This Lesser-Known National Park Is The Perfect Place To See Fall Foliage

What comes to mind when you think of fall foliage? Maybe it's the vibrant maple trees of Vermont or the colorful display on the Kancamagus Highway that winds through northern New Hampshire. New England is undeniably a prime spot for leaf-peeping. Unfortunately, everyone knows this — from late September through October, crowds descend on the Northeast. And while the leaf show is free, lodging and car rentals are not, and prices can be high. Peeping season is also peak season.

It's time to switch directions and head south. The Deep South. Congaree National Park sits in the heart of South Carolina and is relatively unknown when it comes to fall foliage. It welcomes far fewer visitors than many other parks. In 2022, just over 200,000 people visited Congaree; compare that to Acadia National Park in Maine (a favorite among foliage enthusiasts) that received almost four million in the same year. Congaree National Park promises peaceful autumnal bliss away from crowds.

What to see in Congaree in the fall

While it might be lesser known, Congaree National Park boasts the largest old-growth bottomland hardwood forest in the southeast of the country.

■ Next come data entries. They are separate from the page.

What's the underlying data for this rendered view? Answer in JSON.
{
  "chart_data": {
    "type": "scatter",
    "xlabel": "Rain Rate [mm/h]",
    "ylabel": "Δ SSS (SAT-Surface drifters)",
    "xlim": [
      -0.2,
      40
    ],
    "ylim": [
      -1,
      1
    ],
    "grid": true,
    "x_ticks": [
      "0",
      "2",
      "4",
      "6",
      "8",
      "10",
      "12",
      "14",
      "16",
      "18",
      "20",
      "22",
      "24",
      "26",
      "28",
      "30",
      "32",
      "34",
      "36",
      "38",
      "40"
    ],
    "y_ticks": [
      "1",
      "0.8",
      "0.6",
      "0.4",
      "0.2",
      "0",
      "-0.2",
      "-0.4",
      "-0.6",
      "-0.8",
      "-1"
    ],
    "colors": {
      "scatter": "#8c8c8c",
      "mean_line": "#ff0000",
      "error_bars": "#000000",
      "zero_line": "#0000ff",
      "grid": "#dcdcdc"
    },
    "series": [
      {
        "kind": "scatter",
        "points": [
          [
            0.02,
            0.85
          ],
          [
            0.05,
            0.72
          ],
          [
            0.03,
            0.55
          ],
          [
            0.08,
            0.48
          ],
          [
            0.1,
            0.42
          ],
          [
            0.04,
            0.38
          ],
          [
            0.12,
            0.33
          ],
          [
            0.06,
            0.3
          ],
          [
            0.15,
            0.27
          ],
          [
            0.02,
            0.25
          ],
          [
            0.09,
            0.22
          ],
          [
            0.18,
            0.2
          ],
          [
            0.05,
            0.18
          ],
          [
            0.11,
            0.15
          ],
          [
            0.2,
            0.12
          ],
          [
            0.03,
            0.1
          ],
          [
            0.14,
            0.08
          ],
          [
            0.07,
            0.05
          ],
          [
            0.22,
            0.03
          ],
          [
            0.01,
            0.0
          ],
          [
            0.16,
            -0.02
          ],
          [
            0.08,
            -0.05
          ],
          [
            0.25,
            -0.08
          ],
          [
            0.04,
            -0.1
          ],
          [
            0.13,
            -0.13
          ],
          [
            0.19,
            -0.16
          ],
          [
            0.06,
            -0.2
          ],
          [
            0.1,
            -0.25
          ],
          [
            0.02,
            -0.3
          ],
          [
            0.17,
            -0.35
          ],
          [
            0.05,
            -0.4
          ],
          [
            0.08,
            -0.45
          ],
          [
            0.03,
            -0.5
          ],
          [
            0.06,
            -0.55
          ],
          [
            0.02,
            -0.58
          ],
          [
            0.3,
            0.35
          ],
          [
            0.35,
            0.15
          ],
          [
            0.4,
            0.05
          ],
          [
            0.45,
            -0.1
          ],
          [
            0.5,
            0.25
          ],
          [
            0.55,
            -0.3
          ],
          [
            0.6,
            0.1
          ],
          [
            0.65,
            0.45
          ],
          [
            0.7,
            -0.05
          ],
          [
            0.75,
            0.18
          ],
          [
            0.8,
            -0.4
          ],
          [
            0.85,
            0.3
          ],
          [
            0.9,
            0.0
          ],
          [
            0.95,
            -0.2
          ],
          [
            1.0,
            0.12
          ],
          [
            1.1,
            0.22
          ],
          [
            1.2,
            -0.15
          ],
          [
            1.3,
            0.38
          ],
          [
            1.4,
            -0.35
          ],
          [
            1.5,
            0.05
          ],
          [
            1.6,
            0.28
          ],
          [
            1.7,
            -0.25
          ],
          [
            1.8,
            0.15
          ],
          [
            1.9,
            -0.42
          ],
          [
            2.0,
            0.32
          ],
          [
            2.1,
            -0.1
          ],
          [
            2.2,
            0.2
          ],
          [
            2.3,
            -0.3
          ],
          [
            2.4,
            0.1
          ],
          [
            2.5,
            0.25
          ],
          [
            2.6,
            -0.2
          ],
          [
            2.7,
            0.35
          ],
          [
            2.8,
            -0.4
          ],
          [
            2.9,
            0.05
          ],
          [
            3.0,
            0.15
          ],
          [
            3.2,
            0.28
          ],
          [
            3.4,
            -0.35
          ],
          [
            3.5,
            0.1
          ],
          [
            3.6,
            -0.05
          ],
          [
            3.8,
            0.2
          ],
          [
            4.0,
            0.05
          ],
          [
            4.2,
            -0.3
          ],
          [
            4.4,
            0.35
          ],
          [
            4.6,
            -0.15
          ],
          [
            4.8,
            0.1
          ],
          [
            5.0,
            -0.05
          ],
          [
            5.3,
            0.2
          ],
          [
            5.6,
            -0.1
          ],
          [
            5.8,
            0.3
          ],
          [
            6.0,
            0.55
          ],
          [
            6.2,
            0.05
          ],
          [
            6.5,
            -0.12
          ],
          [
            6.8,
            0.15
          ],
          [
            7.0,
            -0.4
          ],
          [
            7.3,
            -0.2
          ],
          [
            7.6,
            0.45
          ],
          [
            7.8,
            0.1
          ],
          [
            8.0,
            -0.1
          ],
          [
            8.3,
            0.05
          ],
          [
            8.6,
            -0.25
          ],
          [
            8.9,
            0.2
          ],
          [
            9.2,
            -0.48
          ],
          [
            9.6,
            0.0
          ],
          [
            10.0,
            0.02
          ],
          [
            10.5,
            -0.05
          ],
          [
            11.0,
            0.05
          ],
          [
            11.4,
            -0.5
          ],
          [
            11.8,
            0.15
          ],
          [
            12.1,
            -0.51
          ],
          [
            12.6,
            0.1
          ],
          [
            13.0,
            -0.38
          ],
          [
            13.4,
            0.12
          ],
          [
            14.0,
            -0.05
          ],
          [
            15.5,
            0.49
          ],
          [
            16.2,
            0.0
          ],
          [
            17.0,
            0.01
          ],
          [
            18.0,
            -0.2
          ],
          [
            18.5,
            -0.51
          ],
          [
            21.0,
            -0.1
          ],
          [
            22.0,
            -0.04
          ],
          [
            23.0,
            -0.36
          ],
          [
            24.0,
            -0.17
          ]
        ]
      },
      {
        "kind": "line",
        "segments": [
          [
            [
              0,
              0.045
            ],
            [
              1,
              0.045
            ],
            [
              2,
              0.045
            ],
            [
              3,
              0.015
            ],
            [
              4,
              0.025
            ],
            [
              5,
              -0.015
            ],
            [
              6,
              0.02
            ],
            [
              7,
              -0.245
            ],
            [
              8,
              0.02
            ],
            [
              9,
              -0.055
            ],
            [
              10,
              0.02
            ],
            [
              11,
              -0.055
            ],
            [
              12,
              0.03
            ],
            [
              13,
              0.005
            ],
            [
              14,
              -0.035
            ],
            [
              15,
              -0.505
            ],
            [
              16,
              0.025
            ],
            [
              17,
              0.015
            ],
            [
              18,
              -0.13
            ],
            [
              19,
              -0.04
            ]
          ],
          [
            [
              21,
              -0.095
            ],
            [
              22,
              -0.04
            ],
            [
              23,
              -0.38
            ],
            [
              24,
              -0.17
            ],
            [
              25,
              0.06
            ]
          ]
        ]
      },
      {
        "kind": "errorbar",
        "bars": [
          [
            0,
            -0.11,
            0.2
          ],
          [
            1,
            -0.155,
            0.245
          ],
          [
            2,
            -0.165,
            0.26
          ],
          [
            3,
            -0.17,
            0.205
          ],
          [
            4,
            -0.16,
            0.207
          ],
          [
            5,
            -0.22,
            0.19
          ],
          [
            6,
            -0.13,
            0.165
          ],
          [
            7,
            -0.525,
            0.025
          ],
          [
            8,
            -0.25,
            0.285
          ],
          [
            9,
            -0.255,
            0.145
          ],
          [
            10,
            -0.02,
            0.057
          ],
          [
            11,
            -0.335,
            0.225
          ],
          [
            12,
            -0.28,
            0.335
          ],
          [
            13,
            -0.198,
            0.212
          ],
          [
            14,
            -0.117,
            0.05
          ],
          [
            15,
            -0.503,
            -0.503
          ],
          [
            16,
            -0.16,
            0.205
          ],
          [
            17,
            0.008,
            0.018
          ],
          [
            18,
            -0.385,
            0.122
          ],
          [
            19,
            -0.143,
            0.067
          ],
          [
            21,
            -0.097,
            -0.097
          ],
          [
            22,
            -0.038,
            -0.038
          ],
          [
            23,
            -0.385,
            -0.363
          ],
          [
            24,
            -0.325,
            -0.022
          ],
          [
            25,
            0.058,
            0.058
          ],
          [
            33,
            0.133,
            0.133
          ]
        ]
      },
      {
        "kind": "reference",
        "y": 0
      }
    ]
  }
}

Imagine cypress trees delicately shedding their rust-colored leaves into the swamps below, or fiery tupelo trees painting streaks of red and gold against the blue skies.

Fall colors peak in late October to early November in Congaree, so foliage season happens later than in much of New England. However, unlike the Northeast, fall temperatures are pleasant in this South Carolina park. Visitors can expect daytime highs of around 70 degrees Fahrenheit.

The fall months are also an ideal time to go kayaking or canoeing in the park. Getting out on the water is one of Congaree's most popular activities. It can be a day trip or an overnight backpacking adventure. You'll get to paddle through the forest among the brightly colored trees that tower over the waterway, enjoying the fall colors as you go.

What else to do in and around Congaree

If you're more of a terrestrial adventurer, you'll enjoy some of the many hiking trails Congaree National Park has to offer. For an easy hike, try the Boardwalk Loop Trail, which leads past a huge variety of tree species that light up in the fall. The more challenging and aptly-named Oakridge Trail leads past many oak trees that grow along a gentle ridge. You're also likely to spot some of the park's wildlife on this trail, including deer and wild turkey. Most of the trails are fairly flat, with minimal elevation gain.

If one day isn't enough for you in the park, there are two frontcountry campgrounds you can stay at. Both are open year-round, and reservations are required. Sites at these campgrounds cost just $10 to $15 per night. You can also camp in the backcountry with a valid permit for a true wilderness experience. Congaree is only a 25-minute drive from Columbia, the state capital of South Carolina, so you can easily add an urban experience to your trip. If you're around during the Halloween season, you can combine your leaf-peeping in the park with a visit to a corn maze or one of the local haunted historical sites.